Supertask:小噺

 落とし話は小噺、小話、小咄と書かれるが、これらはいずれも近代に入ってからの呼称。そんな小噺の格好の例がHilbertの「無限ホテル(正確にはHilbert’s Paradox of the Grand Hotel)」。無限(infinite)集合を認めると、有限(finite)集合の場合と全く違った奇妙な事態が物理世界で起こることを示すパラドックスを述べた小噺。
 客室が無限にあるホテルを仮定。もし客室数が有限なら、「満室である」と「もう1人も泊められない」とは同値であり、常識である。だが、客室数が無限になると、同値ではなくなる。つまり、非常識になる。無限ホテルが満室だとしよう。客室数に1, 2, 3, … と番号を付けておく。客が1人来たら、1号室にいた客を2号室へ、2号室の客を3号室へ、3号室の客を4号室へ、…、n 号室の客を n + 1 号室へ、…と順番に移す。客室は無限にあるから、新たな客は客を移動させて、空いた1号室に泊めればよい。こうして、新たな客は1人どころか、何人でもよいことになる。だから、「もう1人も泊められない」は誤りで、「満室である」とは同値ではない。これが無限場合の常識である。有限の場合の常識は無限になると非常識、無限の場合の常識は有限では非常識。
 現実の有限ホテルでは、奇数号室の数は全室数より少ないが、無限ホテルではそうではない。数学的には、全室からなる集合の基数(個数)は、その真部分集合である奇数号室すべての集合の基数と等しい。これこそ無限集合の特徴であり、こんなことは私たちの物理世界ではあり得ない。

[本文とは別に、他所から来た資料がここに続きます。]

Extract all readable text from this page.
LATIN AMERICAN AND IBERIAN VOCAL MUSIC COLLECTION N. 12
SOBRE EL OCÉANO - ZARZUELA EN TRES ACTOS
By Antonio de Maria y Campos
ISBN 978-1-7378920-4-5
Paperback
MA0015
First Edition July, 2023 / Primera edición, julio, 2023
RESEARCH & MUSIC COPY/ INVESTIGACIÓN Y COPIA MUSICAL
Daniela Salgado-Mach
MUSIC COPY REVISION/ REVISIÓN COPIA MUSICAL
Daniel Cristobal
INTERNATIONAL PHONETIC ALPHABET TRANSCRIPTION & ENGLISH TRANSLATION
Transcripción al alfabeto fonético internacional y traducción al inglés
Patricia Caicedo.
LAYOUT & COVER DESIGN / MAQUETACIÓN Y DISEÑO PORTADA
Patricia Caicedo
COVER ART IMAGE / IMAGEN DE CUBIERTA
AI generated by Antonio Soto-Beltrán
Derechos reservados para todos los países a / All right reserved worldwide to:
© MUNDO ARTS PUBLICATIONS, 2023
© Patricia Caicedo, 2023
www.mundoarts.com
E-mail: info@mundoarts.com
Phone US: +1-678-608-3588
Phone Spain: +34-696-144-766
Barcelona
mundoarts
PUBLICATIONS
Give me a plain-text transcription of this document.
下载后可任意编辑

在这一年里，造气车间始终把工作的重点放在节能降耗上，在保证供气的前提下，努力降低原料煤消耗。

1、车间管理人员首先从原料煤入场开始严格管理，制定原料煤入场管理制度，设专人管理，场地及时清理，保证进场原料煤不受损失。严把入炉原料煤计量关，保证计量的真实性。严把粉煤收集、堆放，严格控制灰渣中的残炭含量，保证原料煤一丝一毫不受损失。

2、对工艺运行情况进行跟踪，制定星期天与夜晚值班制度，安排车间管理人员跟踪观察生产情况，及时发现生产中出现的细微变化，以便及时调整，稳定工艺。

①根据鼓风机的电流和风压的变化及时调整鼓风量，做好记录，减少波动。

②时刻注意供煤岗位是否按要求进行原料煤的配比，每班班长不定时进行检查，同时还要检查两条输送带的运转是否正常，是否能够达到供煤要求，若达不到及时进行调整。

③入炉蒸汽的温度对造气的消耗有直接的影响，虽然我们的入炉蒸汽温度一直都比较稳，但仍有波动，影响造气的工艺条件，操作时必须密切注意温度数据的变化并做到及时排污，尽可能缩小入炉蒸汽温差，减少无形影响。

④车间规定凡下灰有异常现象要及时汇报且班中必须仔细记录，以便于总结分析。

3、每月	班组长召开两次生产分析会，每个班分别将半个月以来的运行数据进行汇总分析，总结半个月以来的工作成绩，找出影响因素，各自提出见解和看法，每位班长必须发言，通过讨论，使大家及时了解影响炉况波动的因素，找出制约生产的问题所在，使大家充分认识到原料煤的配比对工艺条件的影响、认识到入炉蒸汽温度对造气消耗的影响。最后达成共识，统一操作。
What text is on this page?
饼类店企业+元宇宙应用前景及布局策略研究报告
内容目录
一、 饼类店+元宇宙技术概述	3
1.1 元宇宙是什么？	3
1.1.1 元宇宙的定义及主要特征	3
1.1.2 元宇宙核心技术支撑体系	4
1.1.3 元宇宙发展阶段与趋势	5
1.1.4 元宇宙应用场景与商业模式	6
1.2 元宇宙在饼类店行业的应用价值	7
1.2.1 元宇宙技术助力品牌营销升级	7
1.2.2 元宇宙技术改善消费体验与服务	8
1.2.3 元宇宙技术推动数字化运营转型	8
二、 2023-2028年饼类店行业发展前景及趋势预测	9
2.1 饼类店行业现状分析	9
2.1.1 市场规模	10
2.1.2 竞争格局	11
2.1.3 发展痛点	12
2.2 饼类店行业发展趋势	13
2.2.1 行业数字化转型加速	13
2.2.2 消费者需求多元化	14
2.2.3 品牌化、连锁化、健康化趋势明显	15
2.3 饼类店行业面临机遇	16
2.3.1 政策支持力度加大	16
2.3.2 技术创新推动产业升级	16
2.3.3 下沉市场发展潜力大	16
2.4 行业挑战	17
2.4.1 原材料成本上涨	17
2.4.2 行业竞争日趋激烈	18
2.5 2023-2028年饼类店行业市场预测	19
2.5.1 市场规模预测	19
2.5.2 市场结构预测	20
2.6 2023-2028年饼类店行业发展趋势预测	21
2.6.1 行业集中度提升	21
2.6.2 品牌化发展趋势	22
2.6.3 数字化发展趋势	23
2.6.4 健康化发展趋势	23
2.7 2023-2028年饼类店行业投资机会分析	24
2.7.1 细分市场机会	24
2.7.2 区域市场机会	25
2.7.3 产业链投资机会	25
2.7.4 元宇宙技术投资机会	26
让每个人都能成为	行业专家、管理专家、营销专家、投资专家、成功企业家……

*What is known as "Hilbert's hotel" is a story of an hotel with infinitely many rooms that illustrates the bizarre consequences of assuming an infinity of objects or events in the world. For a long time it has remained unknown whether David Hilbert actually proposed this thought experiment, or it was merely a piece of mathematical folklore. It turns out that Hilbert introduced his hotel in a lecture of January 1924. The counter-intuitive hotel only became known in 1947, when George Gamow described it in his book.